Foto: Divórcio milionário (Pixabay)
Um divórcio em Salvador envolve a disputa de pelo menos R$ 224 milhões e denúncias de violência doméstica. Segundo informações do colunista Guilherme Amado, do portal PlatôBR, a separação do empresário Lucas Queiroz Abud e de Fabiana Gordilho envolve ainda acusações que colocam em risco o exercício da advocacia.
Casados em 2006 sob comunhão parcial, Fabiana e Lucas Abud mudaram o regime para separação total em 2011, sem que ela recebesse a contrapartida. No ano seguinte, ele vendeu à Estre Ambiental empresas que foram criadas ou tiveram crescimento durante o regime de comunhão. Segundo documentos disponíveis no TJ-SP, a transação foi fechada por R$ 224,2 milhões.
A separação aconteceu em 2019 e, inicialmente, teria sido consensual. Porém, os advogados de Fabiana sustentam que ela assinou o divórcio sob coação. Além disso, relatam episódios de violência doméstica desde 2009, incluindo uma agressão em julho de 2019, nos Estados Unidos. O empresário nega.
A defesa de Abud apresentou à seccional baiana da OAB uma representação contra a defesa de Fabiana, formada pelos advogados Eugenio Krushevsky, Ana Patrícia Dantas Leão e Michelle Santos Alan.
O ponto central seria a suposta inconsistência na data de uma agressão relatada nos EUA. Segundo os advogados de Abud, ele não estava no país na ocasião. Já a defesa de Fabiana alega que os advogados de Abud se baseiam em uma interpretação equivocada de datas devido ao padrão americano (mês antes do dia).
Em resposta, Fabiana defendeu a atuação de seus representantes. “Confio de olhos fechados nos meus advogados. Eles são sérios, éticos e estão comigo desde o início. Lamento as tentativas de desqualificar o trabalho deles e sigo acreditando na Justiça, que, tenho certeza, vai revelar a verdade”, escreveu à coluna do jornalista.

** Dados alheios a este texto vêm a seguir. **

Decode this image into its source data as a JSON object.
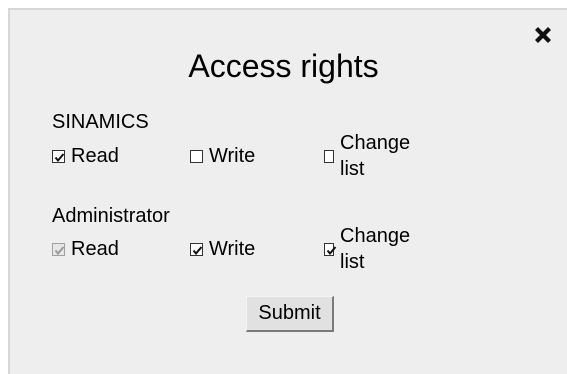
{
  "dialog": {
    "title": "Access rights",
    "close_icon": "close-icon",
    "groups": [
      {
        "label": "SINAMICS",
        "options": [
          {
            "label": "Read",
            "checked": true,
            "disabled": false
          },
          {
            "label": "Write",
            "checked": false,
            "disabled": false
          },
          {
            "label": "Change list",
            "checked": false,
            "disabled": false
          }
        ]
      },
      {
        "label": "Administrator",
        "options": [
          {
            "label": "Read",
            "checked": true,
            "disabled": true
          },
          {
            "label": "Write",
            "checked": true,
            "disabled": false
          },
          {
            "label": "Change list",
            "checked": true,
            "disabled": false
          }
        ]
      }
    ],
    "submit_label": "Submit"
  }
}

Os advogados do empresário disseram que não comentam o caso fora dos autos. “A defesa de Lucas Abud manifesta o seu repúdio pelo vazamento seletivo e distorcido de informações sob segredo de Justiça e não comentará fora dos autos, como jamais comentou, qualquer aspecto dos temas ali tratados em respeito ao Judiciário, aos menores e às pessoas envolvidas”.
Por sua vez, os advogados de Fabiana divulgaram nota reforçando que as acusações de fraude são “infundadas” e têm como objetivo tumultuar o processo e desqualificar a cliente. Enviaram ao PlatôBR a seguinte nota:
“Por se tratar de um processo que tramita em segredo de Justiça e, sobretudo, em respeito à própria cliente, a defesa não vai divulgar detalhes, evitando que ela continue sendo vítima, inclusive de exposição pública, em um momento já bastante difícil.
Os advogados reafirmam plena confiança na Justiça baiana e seguirão atuando com integridade, lutando pela verdade até o fim, sempre em defesa da dignidade da cliente e de seus filhos. As acusações de suposta fraude processual são totalmente infundadas e buscam tumultuar o processo, confundir os julgadores e expor uma mulher que é vítima nessa situação.
As provas apresentadas pela defesa são contundentes, mas, em razão do sigilo processual, não podem ser tornadas públicas. Nossa cliente já sofreu o bastante apenas por ser mulher. A campanha difamatória dirigida contra nós decorre unicamente do exercício da advocacia, que sempre realizamos de forma ética e responsável, em defesa dessa mulher.
Enquanto nossa cliente não se sentir preparada para tornar público tudo o que aconteceu, continuaremos a protegê-la, certos de que estamos ao lado da verdade”.